The magical textiles of Bali, support Bali to continue its textile production in Bali traditionally
Bali, one of the small islands dotted along the Indonesian archipelago, small it may be, but Bali has a long history, possibly the greatest part of the Indonesian archipelago which is concealed in the mists of time. Over the years, numerous historians, archaeologist, writers, anthropologists have been revealing these amazing and valuable information about Bali providing us with rich cultural stories from this paradise island.
These photos were donated to us by Dr Gede Maha Putra, an Oxford University researcher, who lived in the UK during his doctorate research, and has now return to Bali. Thank yo Blih for these amazing photos.
Bali produced many different types of beautiful handmade traditional textiles, and their Geringsing cloth is probably one of the most well-known traditional textiles of Indonesia. The amazing patterns of Cepuk songket, the beautiful ikat Endek, the Bali songket which originally produced for royal families of Bali in the past, the Perada (the gilded Bali cloth), the Poleng (the dualism of black and white Bali cloth) and the Bebali woven textile which looks very similar to the Lurik woven cloth of Java. Bali textiles, like most hand-woven textiles from many other regions of Indonesia, have valuable cultural significance, tying the past and the future, and must be preserved for future generations to embrace, enjoy and be part of.

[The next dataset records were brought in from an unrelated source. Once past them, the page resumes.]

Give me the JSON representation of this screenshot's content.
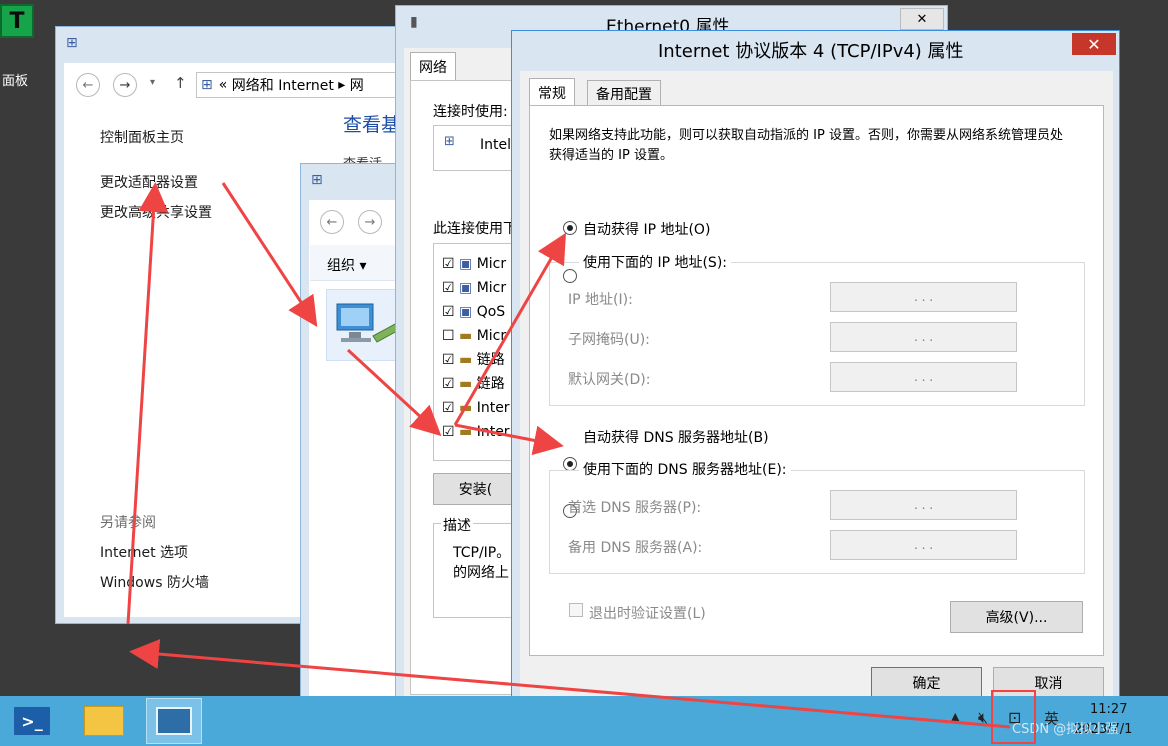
{
  "desktop": {
    "icon_glyph": "T",
    "label": "面板"
  },
  "control_panel": {
    "address_parts": [
      "«",
      "网络和 Internet",
      "▸",
      "网"
    ],
    "home_link": "控制面板主页",
    "adapter_link": "更改适配器设置",
    "sharing_link": "更改高级共享设置",
    "heading": "查看基",
    "sub_heading": "查看活",
    "see_also": "另请参阅",
    "internet_options": "Internet 选项",
    "firewall": "Windows 防火墙"
  },
  "network_connections": {
    "organize": "组织 ▾"
  },
  "ethernet": {
    "title": "Ethernet0 属性",
    "tab": "网络",
    "connect_using": "连接时使用:",
    "adapter": "Intel",
    "items_label": "此连接使用下",
    "items": [
      "Micr",
      "Micr",
      "QoS",
      "Micr",
      "链路",
      "链路",
      "Inter",
      "Inter"
    ],
    "install": "安装(",
    "description_label": "描述",
    "description": "TCP/IP。\n的网络上"
  },
  "ipv4": {
    "title": "Internet 协议版本 4 (TCP/IPv4) 属性",
    "tabs": [
      "常规",
      "备用配置"
    ],
    "intro": "如果网络支持此功能，则可以获取自动指派的 IP 设置。否则，你需要从网络系统管理员处获得适当的 IP 设置。",
    "auto_ip": "自动获得 IP 地址(O)",
    "manual_ip": "使用下面的 IP 地址(S):",
    "ip_address": "IP 地址(I):",
    "subnet": "子网掩码(U):",
    "gateway": "默认网关(D):",
    "auto_dns": "自动获得 DNS 服务器地址(B)",
    "manual_dns": "使用下面的 DNS 服务器地址(E):",
    "dns_pref": "首选 DNS 服务器(P):",
    "dns_alt": "备用 DNS 服务器(A):",
    "validate": "退出时验证设置(L)",
    "advanced": "高级(V)...",
    "ok": "确定",
    "cancel": "取消",
    "ip_dots": ". . ."
  },
  "taskbar": {
    "time": "11:27",
    "date": "2023/7/1",
    "ime": "英",
    "watermark": "CSDN @拟拟小强"
  },
  "colors": {
    "arrow": "#ef4444",
    "taskbar": "#4aa9d9"
  }
}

It is extremely worrying, that Bali today, particularly trading centres visited by many tourists are actually openly selling copies of fake Bali textiles and textiles of other regions of Indonesia and claimed these textiles as real hand-woven textiles using back-strap loom and sold these textiles to visiting tourists. These dishonest trading behaviour, have slowly killed the traditional weaving industries in many regions of Bali and Indonesia in general, as most of these textiles were produced by ATBM (Shaft loom) mass produced in Troso, Central Java. Visitors to Bali and any other regions where they could purchase these fake traditional textiles everywhere and very cheaply compared to the traditionally produced back-strap loom textiles, then later re-selling these textiles globally, where they are usually advertised and claimed as genuine Indonesian traditional textiles made using back-strap looms. The fakes textiles are often copied so perfectly in appearance, only real experienced traditional textile collectors/lovers could spot the true difference.
A few years ago, we were introduced to a young Balinese lady who were working very hard (probably still is), to revive the “almost lost (extinct)” real woven traditional textiles of Endek. Her fight to bring these textiles back to the world is really against Bali fakery culture. We were told that Bali businesses not interested in buying any textiles from the back-strap loom weavers in Endek, as they could purchase fake/copied textiles just 1/10th x the Endek weavers’ price from textile makers in Troso in Central Java. This type of dilemma is faced by weavers in most regions of Indonesia, fighting the war of copy-cats of their own nation. This issue will continue to wreck the traditional weaving industries as Indonesia is embracing more on the economic development alone, putting aside the traditional and cultural value of our textiles.
To be honest, we don’t have any issue against the development of textiles in TROSO, central Java, DON’T GET US WRONG, but we feel that a little respect should be given to regional textiles producers of Indonesia (the real back-strap loom weavers). Shaft Loom (ATBM) textiles from Java should be labeled correctly and should ideally not to mess-up with patterns of our textiles from regions of the country. There are numerous times we could see patterns of Toraja’s textiles mixed with patterns from Sumba textiles, and the Batak Ulos textiles, all jumbled-up in one sheet of textiles and call it “Genuine hand-woven Sumba ikat”. This is what we feel very sad about and a true insult to our traditional regional weavers.
Troso of Central Java, has a big part in developing the local economy, that we cannot deny, and we are very proud of, but we hope there will be a balance between fast/mass production and economic development of one region of Java and the preservation textile culture of Indonesia and the economic development of other regions of Indonesia.